As described by IDEO CEO Tim Brown : “The vertical stroke of the T is a depth of skill that allows them to contribute to the creative process. That can be from any number of different fields: an industrial designer, an architect, a social scientist, a business specialist or a mechanical engineer. The horizontal stroke of the T is the disposition for collaboration across disciplines.”
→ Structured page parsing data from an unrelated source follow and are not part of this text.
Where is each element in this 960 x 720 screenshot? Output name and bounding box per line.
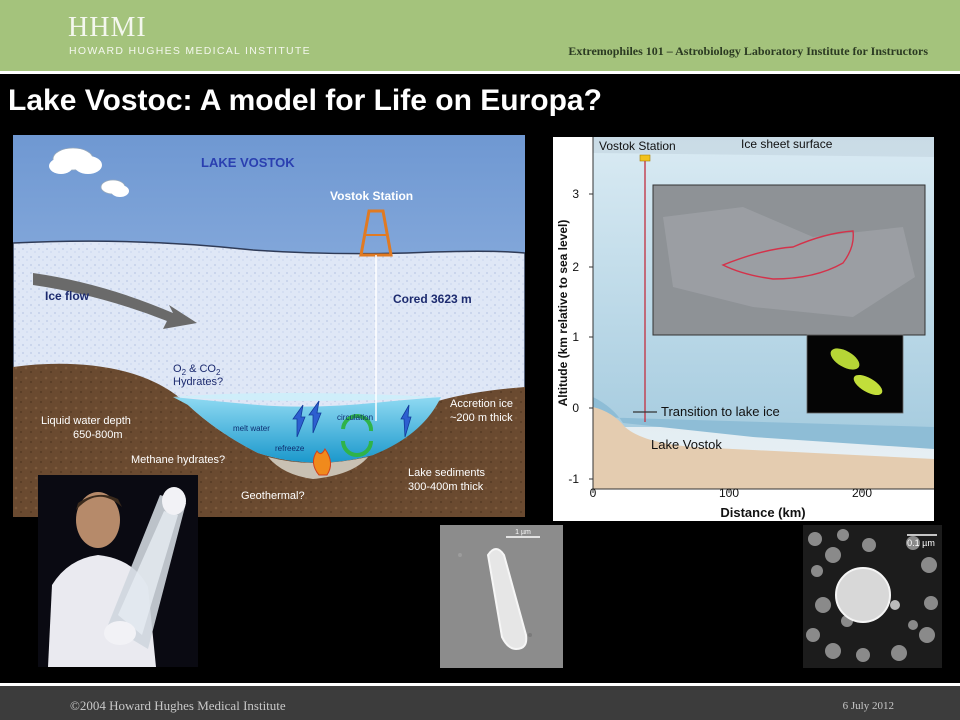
x-tick: 100 (719, 486, 739, 500)
fluorescence-image (806, 334, 904, 414)
ice-profile-figure: 3 2 1 0 -1 0 100 200 Distance (km) Altit… (553, 137, 934, 521)
accretion-thickness: ~200 m thick (450, 412, 513, 424)
ice-sheet-surface-label: Ice sheet surface (741, 137, 833, 151)
y-axis-label: Altitude (km relative to sea level) (556, 220, 570, 407)
refreeze-label: refreeze (275, 444, 305, 453)
course-title: Extremophiles 101 – Astrobiology Laborat… (568, 44, 928, 58)
scale-bar-label: 0.1 µm (907, 538, 935, 548)
y-tick: 1 (572, 330, 579, 344)
melt-water-label: melt water (233, 424, 270, 433)
methane-label: Methane hydrates? (131, 454, 225, 466)
slide-title: Lake Vostoc: A model for Life on Europa? (8, 84, 602, 117)
header-bar: HHMI HOWARD HUGHES MEDICAL INSTITUTE Ext… (0, 0, 960, 71)
x-tick: 0 (590, 486, 597, 500)
y-tick: 3 (572, 187, 579, 201)
scale-bar-label: 1 µm (515, 529, 531, 536)
hydrates-label-line2: Hydrates? (173, 376, 223, 388)
copyright-text: ©2004 Howard Hughes Medical Institute (70, 698, 286, 713)
vostok-station-label: Vostok Station (330, 189, 413, 203)
geothermal-flame-icon (313, 448, 331, 476)
hhmi-logo: HHMI (68, 12, 147, 43)
hydrates-label: O2 & CO2 (173, 363, 221, 377)
sediments-thickness: 300-400m thick (408, 481, 484, 493)
y-tick: 2 (572, 260, 579, 274)
liquid-depth-label: Liquid water depth (41, 415, 131, 427)
sediments-label: Lake sediments (408, 467, 486, 479)
slide-date: 6 July 2012 (842, 700, 894, 712)
hhmi-logo-subtitle: HOWARD HUGHES MEDICAL INSTITUTE (69, 45, 311, 57)
accretion-label: Accretion ice (450, 398, 513, 410)
transition-label: Transition to lake ice (661, 404, 780, 419)
x-tick: 200 (852, 486, 872, 500)
circulation-label: circulation (337, 413, 373, 422)
geothermal-label: Geothermal? (241, 490, 305, 502)
header-divider (0, 71, 960, 74)
liquid-depth-value: 650-800m (73, 429, 123, 441)
lake-vostok-diagram: LAKE VOSTOK Vostok Station Ice flow Core… (13, 135, 525, 517)
y-tick: -1 (568, 472, 579, 486)
diagram-title: LAKE VOSTOK (201, 155, 295, 170)
ice-flow-label: Ice flow (45, 289, 90, 303)
lake-vostok-label: Lake Vostok (651, 437, 722, 452)
bacterium-micrograph-rod: 1 µm (440, 525, 563, 668)
cored-label: Cored 3623 m (393, 292, 472, 306)
vostok-station-label: Vostok Station (599, 139, 676, 153)
y-tick: 0 (572, 401, 579, 415)
researcher-photo (38, 475, 198, 667)
bacterium-micrograph-coccus: 0.1 µm (803, 525, 942, 668)
x-axis-label: Distance (km) (720, 505, 805, 520)
footer-bar: ©2004 Howard Hughes Medical Institute 6 … (0, 686, 960, 720)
T-shaped skills are increasingly valued in the marketplace. For example, a recent paper by Harvard professor David Deming showed that labor markets have been rewarding individuals with strong social skills , that is, with interpersonal skills that facilitate interactions and communications with others. Deming’s research showed that since 1980, social-skill intensive occupations have enjoyed most of the employment growth across the whole wage spectrum. Employment and wage growth have been particularly strong in jobs requiring both high cognitive and high social skills. But since 2000, they have fallen in occupations with high cognitive but low social skill requirements, - “suggesting that cognitive skills are increasingly a necessary but not sufficient condition for obtaining a high-paying job.”